Prostaglandin E2 administration in infants with ductus-dependent cyanotic congenital heart disease.

Abstract

Prostaglandin E2 was administered to 22 newborns with ductus-dependent cyanotic congenital heart disease. Twelve patients had pulmonary atresia and ten simple dextrotransposition of the great arteries. Patients were classified into two groups: group 1 (n = 11) received prostaglandin E2 by the intravenous route (dose: 0.01-0.05 microgram/kg per min); group 2 (n = 11) received prostaglandin E2 by the oral route (dose: 35-65 micrograms/kg per 1-4 h). Treatment lasted for 1-90 days. All infants except one of group 2 showed a significant (greater than 10 Torr) increase in PaO2 following PGE2 administration.
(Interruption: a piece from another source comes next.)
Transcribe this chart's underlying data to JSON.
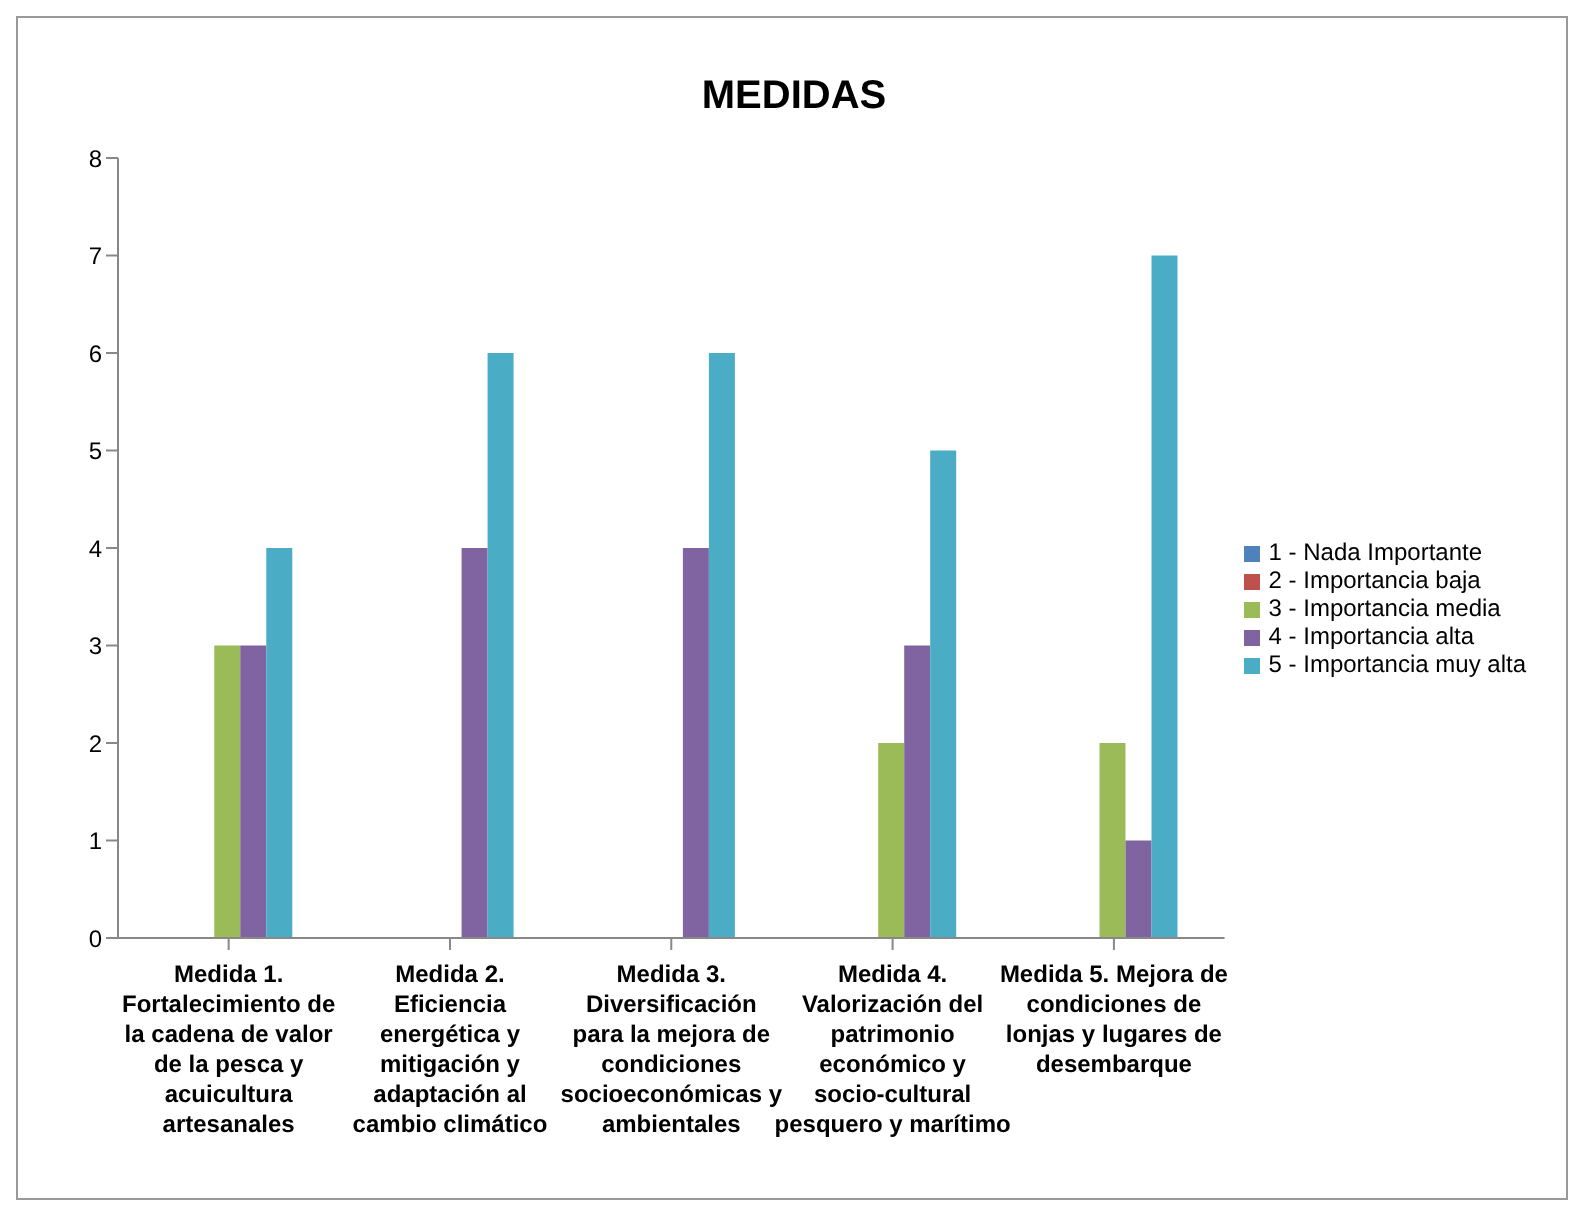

The mean increase in PaO2 was higher (P less than 0.01) in group 1 (21.8 +/- 1.7, Torr) than in group 2 (15.8 +/- 1.5, Torr). PaO2 fell significantly (P less than 0.01) in five patients of group 1 who continued treatment orally with satisfactory (greater than 30 Torr) levels in four of them. Severe side effects were observed only in group 1. The data show that similarly to prostaglandin E1 infusions, prostaglandin E2, given i.v. or orally, is useful in the management of infants with ductus-dependent cyanotic congenital heart disease. Oral prostaglandin E2, administration is less effective than i.v. infusions, but can be used for long-term, therapy being more convenient and causing minimal morbidity.